Saturday, September 11, 2021

Palantir: Operating profitability and expense trends (Its Saul Goodman)

One of my go to metrics to look at how well a company is operating, is to look as cash flow generated from operations. When a company executes well, the cash flow from operations increases and the 'On balance cash flow from operations' (OBCFO) will increase from quarter to quarter. When this metric increases  quarter over quarter, or year or year, or quarter over quarter last year, these are positive signs of increase in operational cash. The reason, I really like cash flow from operations, is that this is a measure of recurring revenue which is inherent to the day to day functions of the company. The other cash flows are cash flow from investing activities (these include purchases of physical assets, securities, or the sale of securities or assets) and cash flow from financial activities (activities involving debt, equity, and dividends). These latter 2 cash flows are indicators of investment savvy and financial gymnastics of a company and no so much a reflection of how the company operates. The cash generated from operations can be reinvested into the company for growth in term of new tech, acquisitions, product development etc. With that brief introduction, lets look at Palantir and its cash flow for the past 8 quarters.

Cash Flow from operations compared to Stock price.


Figure 1: On balance cash flow from operations compared to stock price for Palantir

It took me a while to change my mindset, that a stock price is not the company and a company cannot be evaluated on basis of stock price alone. A stock price is a marker of the sentiment of what the majority thinks the company is valued. In any case, let compare the OBCFO to price of Palantir's stock. This is shown in figure 1. The price, is the closing price on the week, the results of earnings came out.

One of the immediate things to notice is that the OBCFO has increased over the last quarters and it shows a healthy uptrend. Another important feature in this figure, is what I call “fundamental bullish divergence” (green arrow), this happens when the stock price is trading lower and the OBCFO is actually higher, this usually, a strong clue for me to add to shares or enter a new position (provided I believe in the leadership and company management). This event happened after the March 2021 earnings, where the price was trending lower than its recent high.

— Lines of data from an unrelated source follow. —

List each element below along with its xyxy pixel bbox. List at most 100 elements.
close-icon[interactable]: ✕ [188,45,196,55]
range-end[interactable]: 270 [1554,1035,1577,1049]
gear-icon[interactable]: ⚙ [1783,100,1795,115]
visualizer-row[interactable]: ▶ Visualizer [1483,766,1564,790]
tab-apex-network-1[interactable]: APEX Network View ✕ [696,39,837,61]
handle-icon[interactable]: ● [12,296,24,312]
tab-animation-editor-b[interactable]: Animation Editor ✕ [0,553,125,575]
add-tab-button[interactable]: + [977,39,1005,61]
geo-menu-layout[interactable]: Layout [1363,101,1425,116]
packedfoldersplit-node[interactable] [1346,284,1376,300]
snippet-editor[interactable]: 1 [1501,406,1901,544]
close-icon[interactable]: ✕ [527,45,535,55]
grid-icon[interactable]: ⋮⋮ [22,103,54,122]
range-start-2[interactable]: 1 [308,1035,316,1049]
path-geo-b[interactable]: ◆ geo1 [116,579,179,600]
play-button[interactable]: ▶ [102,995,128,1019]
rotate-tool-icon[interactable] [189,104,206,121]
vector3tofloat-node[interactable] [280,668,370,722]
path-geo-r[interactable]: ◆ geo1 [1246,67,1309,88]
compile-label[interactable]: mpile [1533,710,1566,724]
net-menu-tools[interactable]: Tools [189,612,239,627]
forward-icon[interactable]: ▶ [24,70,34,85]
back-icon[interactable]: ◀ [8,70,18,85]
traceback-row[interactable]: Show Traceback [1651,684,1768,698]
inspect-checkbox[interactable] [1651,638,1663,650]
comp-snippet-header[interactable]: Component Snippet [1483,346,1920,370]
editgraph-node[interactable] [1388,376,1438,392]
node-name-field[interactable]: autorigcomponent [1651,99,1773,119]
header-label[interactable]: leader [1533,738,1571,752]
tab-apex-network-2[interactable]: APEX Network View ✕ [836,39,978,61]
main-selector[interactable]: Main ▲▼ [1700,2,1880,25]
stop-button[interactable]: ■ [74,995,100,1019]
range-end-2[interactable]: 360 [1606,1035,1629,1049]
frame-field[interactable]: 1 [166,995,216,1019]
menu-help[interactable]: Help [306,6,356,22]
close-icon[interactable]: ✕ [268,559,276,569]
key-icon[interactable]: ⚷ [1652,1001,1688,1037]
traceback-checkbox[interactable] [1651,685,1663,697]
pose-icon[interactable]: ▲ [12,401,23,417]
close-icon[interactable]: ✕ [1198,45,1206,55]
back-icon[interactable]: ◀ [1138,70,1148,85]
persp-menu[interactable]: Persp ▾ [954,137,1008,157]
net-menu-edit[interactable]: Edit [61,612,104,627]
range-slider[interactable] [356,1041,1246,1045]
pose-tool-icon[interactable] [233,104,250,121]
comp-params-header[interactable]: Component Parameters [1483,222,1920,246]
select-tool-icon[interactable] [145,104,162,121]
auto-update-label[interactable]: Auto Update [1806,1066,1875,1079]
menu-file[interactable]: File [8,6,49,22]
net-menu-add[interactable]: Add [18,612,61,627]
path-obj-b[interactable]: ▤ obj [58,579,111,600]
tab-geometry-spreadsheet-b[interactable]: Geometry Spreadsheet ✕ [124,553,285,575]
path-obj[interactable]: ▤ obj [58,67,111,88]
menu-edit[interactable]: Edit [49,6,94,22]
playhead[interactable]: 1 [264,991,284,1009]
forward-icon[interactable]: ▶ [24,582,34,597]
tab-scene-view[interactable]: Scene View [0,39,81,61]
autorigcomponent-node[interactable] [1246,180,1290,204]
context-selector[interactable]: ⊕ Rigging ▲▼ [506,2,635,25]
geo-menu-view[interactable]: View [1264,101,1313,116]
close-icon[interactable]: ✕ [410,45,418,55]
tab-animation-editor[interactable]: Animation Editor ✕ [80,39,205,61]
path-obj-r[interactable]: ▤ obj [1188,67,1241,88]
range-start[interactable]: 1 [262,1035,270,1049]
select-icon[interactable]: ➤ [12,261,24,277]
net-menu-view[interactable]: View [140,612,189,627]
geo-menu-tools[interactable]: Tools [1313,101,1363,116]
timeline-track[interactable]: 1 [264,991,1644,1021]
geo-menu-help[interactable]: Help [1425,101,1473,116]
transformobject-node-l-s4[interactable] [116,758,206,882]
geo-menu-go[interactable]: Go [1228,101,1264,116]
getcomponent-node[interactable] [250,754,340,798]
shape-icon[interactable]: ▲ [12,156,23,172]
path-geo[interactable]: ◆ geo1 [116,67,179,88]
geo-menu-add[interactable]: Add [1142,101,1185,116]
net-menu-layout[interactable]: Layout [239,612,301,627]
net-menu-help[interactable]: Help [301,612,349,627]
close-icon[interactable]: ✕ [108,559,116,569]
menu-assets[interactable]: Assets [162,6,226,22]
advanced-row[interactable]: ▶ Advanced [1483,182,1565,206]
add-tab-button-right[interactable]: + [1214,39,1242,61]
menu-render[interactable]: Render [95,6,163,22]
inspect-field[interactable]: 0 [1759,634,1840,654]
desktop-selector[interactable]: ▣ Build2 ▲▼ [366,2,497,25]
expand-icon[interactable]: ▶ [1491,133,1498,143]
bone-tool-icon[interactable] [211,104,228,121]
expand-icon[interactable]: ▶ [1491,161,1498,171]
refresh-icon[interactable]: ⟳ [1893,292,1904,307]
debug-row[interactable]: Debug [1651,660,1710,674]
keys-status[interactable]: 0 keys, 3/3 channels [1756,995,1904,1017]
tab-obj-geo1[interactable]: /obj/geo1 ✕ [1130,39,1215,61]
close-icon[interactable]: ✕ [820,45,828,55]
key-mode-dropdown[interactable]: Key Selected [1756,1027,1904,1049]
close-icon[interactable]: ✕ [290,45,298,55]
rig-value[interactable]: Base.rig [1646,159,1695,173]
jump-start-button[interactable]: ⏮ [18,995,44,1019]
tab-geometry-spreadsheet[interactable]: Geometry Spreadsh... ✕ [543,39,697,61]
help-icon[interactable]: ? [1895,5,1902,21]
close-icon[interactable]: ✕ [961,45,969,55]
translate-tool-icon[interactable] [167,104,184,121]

Cash Flow from operations compared to reported sales and marketing expense.

 

Figure 2: On balance cash flow from operations versus Sales and Marketing expense for Palantir

This however is only part of the equation, if for some reason the cash flow is not increasing, like it did in quarters ending 6/30/2020 to 12/31/2020, then we absolutely must look for reasons why. One place which may explain why cash flow from operations was low, is if the company used some of that cash to either grow the operations (either by increasing sales and marketing) or by focusing on research and development. This is shown in Figure 2, as on balance cash flow from operations is falling (blue line) from periods 6/30/2020 to 12/31/2020, the reported sales and marketing expense is rising. So this fall in cash flow was a “good thing” (grey shape - dotted line)

Cash Flow from operations compared to reported Research and development expense.

Figure 3: On balance cash flow from operations compared to Research and development expense for Palantir

I also make it a point to look at R&D expense, after all, if a company is to grow, it needs to continue to innovate and apply those discoveries to further its mission. This is shown in Figure 3, as on balance cash flow from operations is falling (blue line) from periods 6/30/2020 to 12/31/2020, the reported expense for research and development is rising. So this fall in cash flow was a “good thing” (grey shape - dotted line)

 Palantir, in this case has executed flawlessly for the past few quarters and its all good man (In case you did not get the humor reference in title) and this give me good confidence that the company will continue to grow and as consequence of this, the stock will also continue to grow.

 Disclaimer: I am long term investor and own shares of Palantir. The data were obtained from public sources.